There’s an adage that goes something like this: when going somewhere it helps to know where you have been. Many at Clark Lake have a love for its lore, particularly those who have generational attachments to the lake. So with that, here’s part of the story of another historical map that gives context to the days when Clark Lake began to transition from an agricultural outpost to a recreational retreat. The Cincinnati Northern Railroad promoted the idea that Clark Lake was the perfect place to escape the summer heat in Kentucky and Ohio. No doubt their objective was to increase ridership and they delivered the escapees to Clark Lake at the depot that once stood at the end of Vining Street.
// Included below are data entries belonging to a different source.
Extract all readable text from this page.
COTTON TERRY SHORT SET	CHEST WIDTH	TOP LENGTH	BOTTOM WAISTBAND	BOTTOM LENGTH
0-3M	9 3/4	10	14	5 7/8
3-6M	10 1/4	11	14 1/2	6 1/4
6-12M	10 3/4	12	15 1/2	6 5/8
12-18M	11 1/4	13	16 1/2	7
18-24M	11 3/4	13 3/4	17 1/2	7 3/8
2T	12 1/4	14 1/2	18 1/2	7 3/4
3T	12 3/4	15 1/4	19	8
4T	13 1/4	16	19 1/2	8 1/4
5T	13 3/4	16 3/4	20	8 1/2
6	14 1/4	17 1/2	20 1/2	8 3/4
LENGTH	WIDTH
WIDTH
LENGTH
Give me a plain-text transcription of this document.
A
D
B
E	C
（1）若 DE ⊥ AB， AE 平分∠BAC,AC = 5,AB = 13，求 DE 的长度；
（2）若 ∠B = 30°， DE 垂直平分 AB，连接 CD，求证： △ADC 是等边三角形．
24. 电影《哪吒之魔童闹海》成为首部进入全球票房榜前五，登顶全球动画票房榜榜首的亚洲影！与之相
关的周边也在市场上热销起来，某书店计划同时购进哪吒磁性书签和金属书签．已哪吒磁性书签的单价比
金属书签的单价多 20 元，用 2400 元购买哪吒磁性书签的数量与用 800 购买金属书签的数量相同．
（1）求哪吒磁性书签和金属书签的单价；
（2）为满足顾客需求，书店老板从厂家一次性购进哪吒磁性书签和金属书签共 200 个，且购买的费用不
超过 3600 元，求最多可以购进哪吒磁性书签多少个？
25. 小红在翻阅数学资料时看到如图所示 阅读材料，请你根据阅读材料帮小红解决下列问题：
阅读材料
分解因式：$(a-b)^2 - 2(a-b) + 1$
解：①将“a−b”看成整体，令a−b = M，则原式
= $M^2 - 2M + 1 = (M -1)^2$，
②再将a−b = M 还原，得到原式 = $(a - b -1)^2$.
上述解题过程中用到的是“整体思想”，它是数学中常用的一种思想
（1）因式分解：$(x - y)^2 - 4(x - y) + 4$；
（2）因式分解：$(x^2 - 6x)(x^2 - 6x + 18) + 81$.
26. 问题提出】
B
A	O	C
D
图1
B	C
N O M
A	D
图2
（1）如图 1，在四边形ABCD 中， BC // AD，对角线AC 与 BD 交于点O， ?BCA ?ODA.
This map appears to be post-1897, for the land at Kentucky Point is ascribed to B. Graziani. Under Historical Perspectives on this website, Benjamin Graziani’s daughter, Carlotta tells of their family’s history on Kentucky Point. She was born in 1897, apparently the same year that her father acquired Kentucky Point and named it “Kentucky Park.”
The family had spent summers at Clark Lake previously. Here’s Carlotta’s description of their return to the lake with her, as a baby.
“It was only natural that he [her father] would first turn to that point of land that he had fallen in love with, only to find that three small cottages had been built there. After days and days of half-heartedly searching the lake for another acceptable spot, he came to realize that there was no substitute for his first love and that, three cottages or not, the only place for him was that little bit of Eden. There was simply no other.
“It was undoubtedly a very happy papa who succeeded in negotiating an agreement to buy that little bit of land that was to mean so much to him and his family and play such an important role in their live lives in the future. Not only did he buy the land with the three cottages, but Mr. Hitt agreed to sell him three additional acres of lake front property.
Three acres of lakefront property on Clark Lake? Things have changed!
Perhaps some of our residents who are interested in history will take a look at this map and write about the rest of the story. The original is hanging in the Columbia Township offices on Jefferson Road. You can find it on the south wall in the auditorium where the Township trustees have their formal meetings.